Smith realça, no entanto que é importante reconhecer que PER's elevados não levam necessariamente a maus resultados futuros.
Lições da história
A Fundsmith levou a cabo um exercício no qual analisou 25 ações de qualidade e o que um investidor teria pago por uma taxa composta de crescimento anual (CAGR) de 7%, entre 1973 e 2019. No mesmo período, o MSCI World Index teve um retorno anualizado de 6,2%.
Por um CAGR de 7% da L'Oreal, um investidor poderia ter pago 281 vezes o lucro. Para a Colgate, teria sido 156, e para a Brown-Forman, a empresa dona do whiskey Jack Daniels, teria sido 147.
"Desde que tenhamos paciência, estas ações de qualidade tendem a produzir o tipo de desempenho no longo prazo que faz com que a sua avaliação (no momento da compra) se torne insignificante", disse Smith.

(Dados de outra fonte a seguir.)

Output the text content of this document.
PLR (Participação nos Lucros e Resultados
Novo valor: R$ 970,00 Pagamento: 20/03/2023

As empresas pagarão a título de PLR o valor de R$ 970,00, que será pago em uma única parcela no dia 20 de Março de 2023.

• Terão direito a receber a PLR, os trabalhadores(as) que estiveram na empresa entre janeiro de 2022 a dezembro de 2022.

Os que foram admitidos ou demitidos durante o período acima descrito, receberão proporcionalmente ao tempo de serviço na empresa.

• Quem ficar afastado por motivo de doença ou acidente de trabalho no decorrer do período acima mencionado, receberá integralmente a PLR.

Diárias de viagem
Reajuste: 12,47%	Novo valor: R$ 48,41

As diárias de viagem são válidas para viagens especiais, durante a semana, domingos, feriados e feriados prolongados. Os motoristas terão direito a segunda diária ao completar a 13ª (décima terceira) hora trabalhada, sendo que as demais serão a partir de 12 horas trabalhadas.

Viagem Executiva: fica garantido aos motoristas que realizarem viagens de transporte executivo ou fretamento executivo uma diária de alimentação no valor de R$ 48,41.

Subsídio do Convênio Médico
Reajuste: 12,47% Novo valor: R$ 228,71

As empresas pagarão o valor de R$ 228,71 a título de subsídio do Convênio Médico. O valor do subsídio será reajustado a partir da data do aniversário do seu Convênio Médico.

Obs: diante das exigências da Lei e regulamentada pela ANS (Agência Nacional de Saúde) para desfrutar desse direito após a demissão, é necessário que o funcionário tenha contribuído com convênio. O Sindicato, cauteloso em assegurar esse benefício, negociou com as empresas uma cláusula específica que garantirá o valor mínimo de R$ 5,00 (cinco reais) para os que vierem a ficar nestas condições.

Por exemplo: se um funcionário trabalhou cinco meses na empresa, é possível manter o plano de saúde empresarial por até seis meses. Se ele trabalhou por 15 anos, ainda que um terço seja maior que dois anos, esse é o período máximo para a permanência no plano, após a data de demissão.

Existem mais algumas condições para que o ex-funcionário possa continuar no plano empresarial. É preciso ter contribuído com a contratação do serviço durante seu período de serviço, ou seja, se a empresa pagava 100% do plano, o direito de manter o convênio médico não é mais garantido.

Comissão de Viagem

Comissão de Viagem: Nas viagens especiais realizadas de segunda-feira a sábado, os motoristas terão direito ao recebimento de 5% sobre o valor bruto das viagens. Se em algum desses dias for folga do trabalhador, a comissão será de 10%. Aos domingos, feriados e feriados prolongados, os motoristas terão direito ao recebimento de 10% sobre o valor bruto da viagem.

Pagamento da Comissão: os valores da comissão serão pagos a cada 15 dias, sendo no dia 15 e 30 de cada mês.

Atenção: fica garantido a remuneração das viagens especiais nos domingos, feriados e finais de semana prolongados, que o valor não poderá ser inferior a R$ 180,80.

Lições da história recente
Num exercício semelhante, a Fundsmith analisou uma carteira de cinco ações de valor que estavam a transacionar com PER's relativamente baixos no início de 2015 e cinco ações de crescimento com PER's relativamente altos.
Para um investidor preocupado com as avaliações, estas duas carteiras teriam representado uma dura escolha há cinco anos e meio. Com base nos seus lucros históricos, parecia muito claro onde residia a maior oportunidade.
"O problema é que os lucros do primeiro grupo desapareceram - em três casos, literalmente", notou Smith. "Pelo contrário, nas ações de alto crescimento, verificaram-se aumentos enormes nos lucros - na ordem das centenas e milhares por cento."
O que aconteceu nestes dois grupos de ações foi tão significativo que "o crescimento se tornou valor, mas o valor não".
"Essa queda nos lucros das ações de valor significa que se olharmos para elas no final de agosto, elas tornaram-se muito caras", disse Smith. "Os lucros caíram muito mais depressa do que o preço das ações."
"Em contrapartida, se olharmos para trás ao que estávamos a pagar pelas ações de crescimento, o PER futuro delas - que é aquilo em que temos de basear a nossa decisão, embora não tenhamos a clareza do passado - era, na realidade, muito baixo.
As cinco ações de valor neste exemplo caíram 45% desde o início de 2015. As cinco ações de crescimento subiram 800%.
Risco de inflação
"Dito isto, e embora eu não goste particularmente de generalizar, estou a chegar à de que o que pode fazer a diferença nalgum ponto é se a inflação regressar", disse Smith.
Isto porque a inflação tem um efeito diferencial - tem um impacto mais negativo sobre os ativos de longo prazo, como são as ações de qualidade.
"Estas empresas serão adversamente afetadas e não tenho dúvidas de que, eventualmente, isto vai acontecer", disse Smith. Nessa altura, as ações de valor podem ter o seu dia, ou até mesmo o seu ano, ao sol. Mas, no longo prazo, a qualidade supera o valor."
Olhando para 34 anos de dados para o índice MSCI Quality World, Smith realça que nunca houve um período de 10 anos em que este índice não superasse o índice MSCI World.
"Se for um investidor de longo prazo", disse Smith, "a qualidade revela-se sempre".